Por trás da música: o processo criativo de Gaga
Fazer ‘Chromatica’ foi uma batalha, segundo o vencedor de 14 Grammys. Algumas manhãs, Gaga disse em entrevistas que parecia que ela estava cavando sua própria cova – ela mal conseguia se mover, muito menos fazer música. Mas ela continuou aparecendo no estúdio, graças às pessoas ao seu redor, especialmente ao seu co-produtor BloodPop®. Mesmo quando queria desaparecer, ela fazia questão de cantar, dançar e encarar esses sentimentos de frente.Ela nunca tentou fingir uma positividade infinita. Gaga deixou claro: alegria e tristeza podem viver lado a lado. Ela escreveu músicas que não fingem que o sofrimento não é actual, mas também não o deixam vencer. Eles tratam de força, sobrevivência e de voltar à superfície, mesmo se você ainda estiver encharcado.Falando sobre a vida após sua Joanne World Tour em 2018, Gaga disse ao Leisure Tonight: “Eu costumava acordar todos os dias e lembrar que period Girl Gaga – e então ficava deprimida. Eu estava descascando todas as camadas da cebola na terapia, então, à medida que você cava mais fundo, você se aproxima do núcleo, e o núcleo da cebola cheira mal.” Ela não adoçou: “Minha existência por si só period uma ameaça para mim. Eu pensava em coisas realmente sombrias todos os dias.”Ainda assim, o trabalho a puxou de volta. “Eu sou uma selvagem quando quero escrever uma música pop”, ela disse, e enquanto se dedicava ao Chromatica, ela começou a se lembrar de quem ela period sob toda a armadura. “Eu chorava e dizia: ‘Aí está – oi! Como vai? Por que você tem que se esconder?'” Essas descobertas trouxeram liberdade, disse ela – do tipo que você obtém quando caminha pelos lugares mais sombrios, deixa a dor para trás e dá-a ao mundo para se transformar em algo dourado.Mesmo depois de tudo isso, Gaga admitiu que não sabe realmente como as pessoas a veem e aprendeu a conviver com isso. “Não tenho ideia do que as pessoas pensam ou não. Eu realmente não tenho uma compreensão perfeita de como sou visto. Se você é um artista e há algo que você tem para dar, e você nem sabe por quê, mas você nasceu assim, concentre-se nisso. Porque essa coisa não pode estar errada.”

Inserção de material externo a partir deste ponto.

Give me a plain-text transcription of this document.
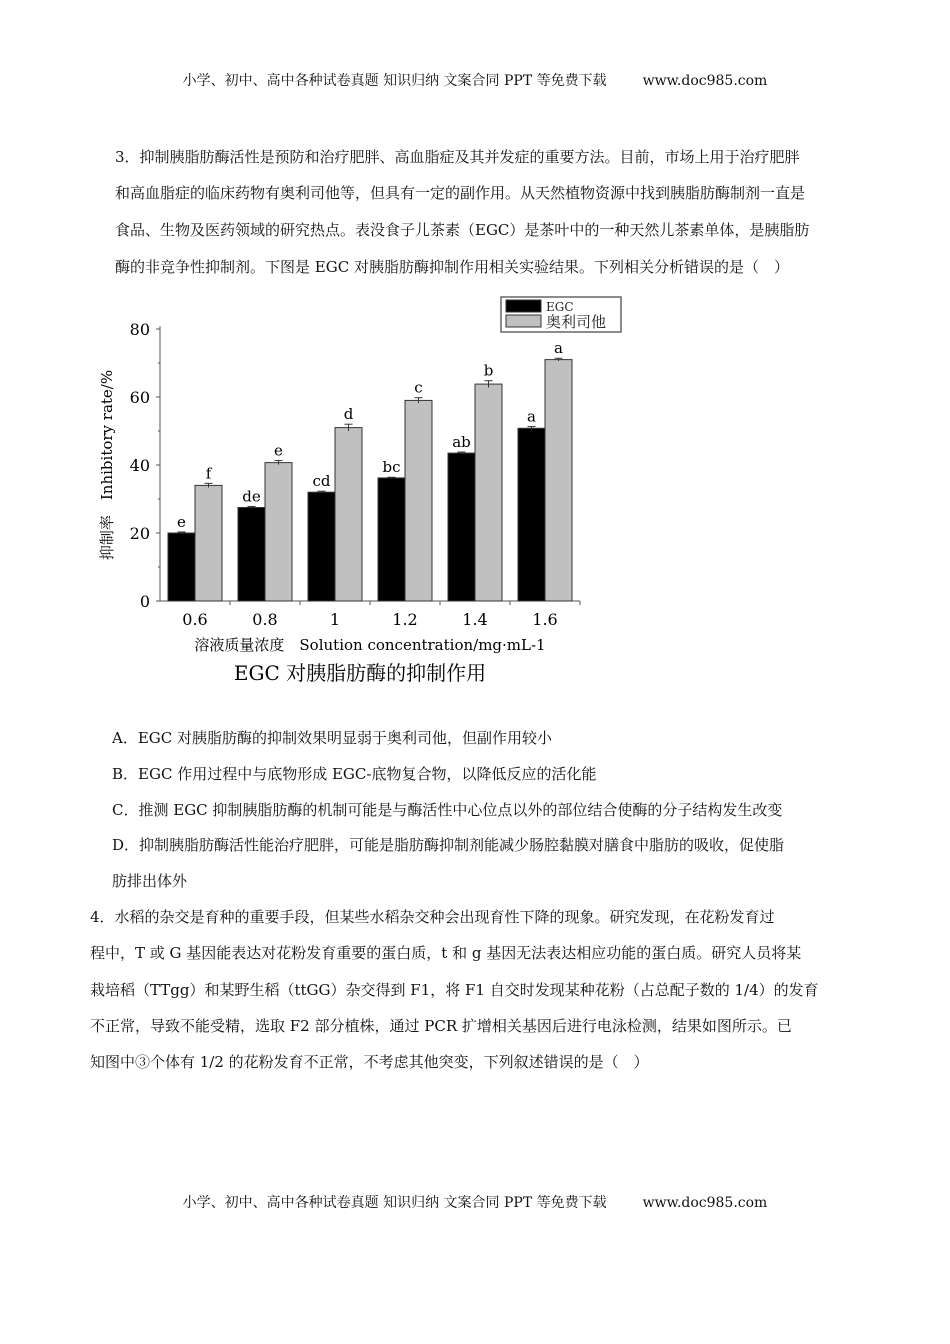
小学、初中、高中各种试卷真题 知识归纳 文案合同 PPT 等免费下载	www.doc985.com
3．抑制胰脂肪酶活性是预防和治疗肥胖、高血脂症及其并发症的重要方法。目前，市场上用于治疗肥胖
和高血脂症的临床药物有奥利司他等，但具有一定的副作用。从天然植物资源中找到胰脂肪酶制剂一直是
食品、生物及医药领域的研究热点。表没食子儿茶素（EGC）是茶叶中的一种天然儿茶素单体，是胰脂肪
酶的非竞争性抑制剂。下图是 EGC 对胰脂肪酶抑制作用相关实验结果。下列相关分析错误的是（　）
0
20
40
60
80
0.6
e
f
0.8
de
e
1
cd
d
1.2
bc
c
1.4
ab
b
1.6
a
a
抑制率　Inhibitory rate/%
溶液质量浓度　Solution concentration/mg·mL-1
EGC 对胰脂肪酶的抑制作用
EGC
奥利司他
A．EGC 对胰脂肪酶的抑制效果明显弱于奥利司他，但副作用较小
B．EGC 作用过程中与底物形成 EGC-底物复合物，以降低反应的活化能
C．推测 EGC 抑制胰脂肪酶的机制可能是与酶活性中心位点以外的部位结合使酶的分子结构发生改变
D．抑制胰脂肪酶活性能治疗肥胖，可能是脂肪酶抑制剂能减少肠腔黏膜对膳食中脂肪的吸收，促使脂
肪排出体外
4．水稻的杂交是育种的重要手段，但某些水稻杂交种会出现育性下降的现象。研究发现，在花粉发育过
程中，T 或 G 基因能表达对花粉发育重要的蛋白质，t 和 g 基因无法表达相应功能的蛋白质。研究人员将某
栽培稻（TTgg）和某野生稻（ttGG）杂交得到 F1，将 F1 自交时发现某种花粉（占总配子数的 1/4）的发育
不正常，导致不能受精，选取 F2 部分植株，通过 PCR 扩增相关基因后进行电泳检测，结果如图所示。已
知图中③个体有 1/2 的花粉发育不正常，不考虑其他突变，下列叙述错误的是（　）
小学、初中、高中各种试卷真题 知识归纳 文案合同 PPT 等免费下载	www.doc985.com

Da escuridão às pistas de dança: Girl Gaga’s jornada de saúde psychological
Todo mundo conhece Girl Gaga como uma artista ousada, aquela que sempre tem algo a dizer – mas ela tem sido brutalmente honesta sobre sua depressão, especialmente em torno de Chromatica. Ela disse à Billboard que às vezes ela acordava, percebia que period “Girl Gaga” e se sentia esmagada pela tristeza. Por um tempo, ela mal saiu da cama. Ela se sentiu presa, desejando que algum interruptor mágico dentro dela fizesse seu humor voltar ao regular.Além disso, ela lidou com a fibromialgia, que significa dores constantes, e com cicatrizes de traumas passados. Criar música parecia quase impossível em alguns dias. Mas, passo a passo, ela encontrou o caminho de volta ao trabalho. Escrever músicas se transformou em sua tábua de salvação – uma forma de dizer a verdade, processar sua dor e, no closing, se levantar e sair.